Boy, that's one really huge sentence. Even with no punctuation I did manage to figure out nothing has been diagnosed. Either the starter doesn't crank the engine, which is a starter circuit problem, or it DOES crank the engine but the engine doesn't run, which is a fuel or spark problem, ... Or it starts and runs for two seconds, then stalls, which is an anti-theft problem. "All sorts of parts" doesn't help in any way. Imagine telling your doctor, "I've been to ten doctors and no one can tell me what's wrong, so now it's your turn".
What I would do is repost this question with some information that can be used to develop a course of action. With an engine running problem, we need to know which engine you have. Different engines use different systems, different parts, and have different troubleshooting procedures and common failures. There's hundreds of electrical connections so "the last part that we got" leaves us wondering, WHAT part? Tell us exactly which parts were replaced. Were they diagnosed as defective or just thrown in randomly in hopes you'd stumble on a fix? By now you should have figured out that throwing random parts at a problem is the most expensive and least effective way to diagnose a problem. Having a mechanic look at it would cost less.

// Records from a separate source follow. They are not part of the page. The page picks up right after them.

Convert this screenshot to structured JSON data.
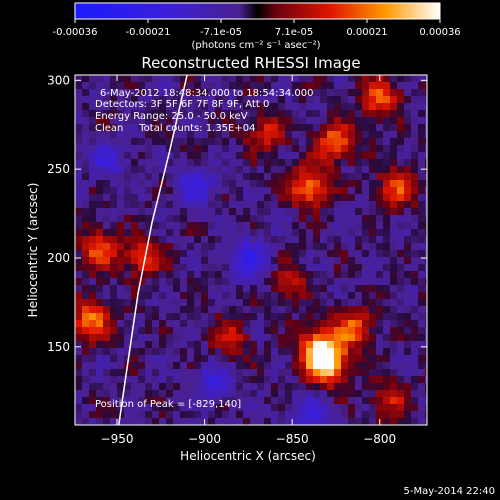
{
  "chart_data": {
    "type": "heatmap",
    "title": "Reconstructed RHESSI Image",
    "xlabel": "Heliocentric X (arcsec)",
    "ylabel": "Heliocentric Y (arcsec)",
    "x_ticks": [
      -950,
      -900,
      -850,
      -800
    ],
    "y_ticks": [
      150,
      200,
      250,
      300
    ],
    "xlim": [
      -974,
      -773
    ],
    "ylim": [
      106,
      303
    ],
    "colorbar": {
      "ticks": [
        "-0.00036",
        "-0.00021",
        "-7.1e-05",
        "7.1e-05",
        "0.00021",
        "0.00036"
      ],
      "unit_label": "(photons cm⁻² s⁻¹ asec⁻²)",
      "range": [
        -0.00036,
        0.00036
      ]
    },
    "annotations": {
      "time": "6-May-2012 18:48:34.000 to 18:54:34.000",
      "detectors": "Detectors: 3F 5F 6F 7F 8F 9F, Att 0",
      "energy": "Energy Range: 25.0 - 50.0 keV",
      "clean": "Clean     Total counts: 1.35E+04",
      "peak": "Position of Peak = [-829,140]"
    },
    "limb_arc": [
      [
        -949,
        106
      ],
      [
        -944,
        140
      ],
      [
        -938,
        180
      ],
      [
        -930,
        220
      ],
      [
        -920,
        260
      ],
      [
        -910,
        303
      ]
    ],
    "hot_regions": [
      {
        "x": -830,
        "y": 140,
        "v": 0.00036
      },
      {
        "x": -835,
        "y": 150,
        "v": 0.00028
      },
      {
        "x": -815,
        "y": 160,
        "v": 0.00022
      },
      {
        "x": -840,
        "y": 240,
        "v": 0.00026
      },
      {
        "x": -825,
        "y": 265,
        "v": 0.00024
      },
      {
        "x": -800,
        "y": 290,
        "v": 0.00022
      },
      {
        "x": -790,
        "y": 240,
        "v": 0.0002
      },
      {
        "x": -965,
        "y": 165,
        "v": 0.00024
      },
      {
        "x": -960,
        "y": 205,
        "v": 0.00022
      },
      {
        "x": -935,
        "y": 200,
        "v": 0.00018
      },
      {
        "x": -865,
        "y": 270,
        "v": 0.00016
      },
      {
        "x": -885,
        "y": 155,
        "v": 0.00014
      },
      {
        "x": -850,
        "y": 185,
        "v": 0.00012
      },
      {
        "x": -795,
        "y": 120,
        "v": 0.00015
      }
    ],
    "cold_regions": [
      {
        "x": -875,
        "y": 200,
        "v": -0.00018
      },
      {
        "x": -905,
        "y": 240,
        "v": -0.00015
      },
      {
        "x": -840,
        "y": 110,
        "v": -0.00014
      },
      {
        "x": -895,
        "y": 130,
        "v": -0.00013
      },
      {
        "x": -955,
        "y": 255,
        "v": -0.00012
      }
    ]
  },
  "footer": {
    "timestamp": "5-May-2014 22:40"
  }
}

Include any other observations that might provide clues, and any other details about the work done up to now. If the battery was disconnected for any of these repairs, include that because doing that can erase the memory from the Engine Computer. Be specific on the symptoms. Does the starter crank the engine or doesn't it? Knowing that will tell us where to have you start with the diagnosis. If it does crank, have you checked for spark and fuel pressure? Have you checked the diagnostic fault codes?
We don't expect you to be as detailed as a mechanic, but so far all we know for sure is you have a '91 Bonneville.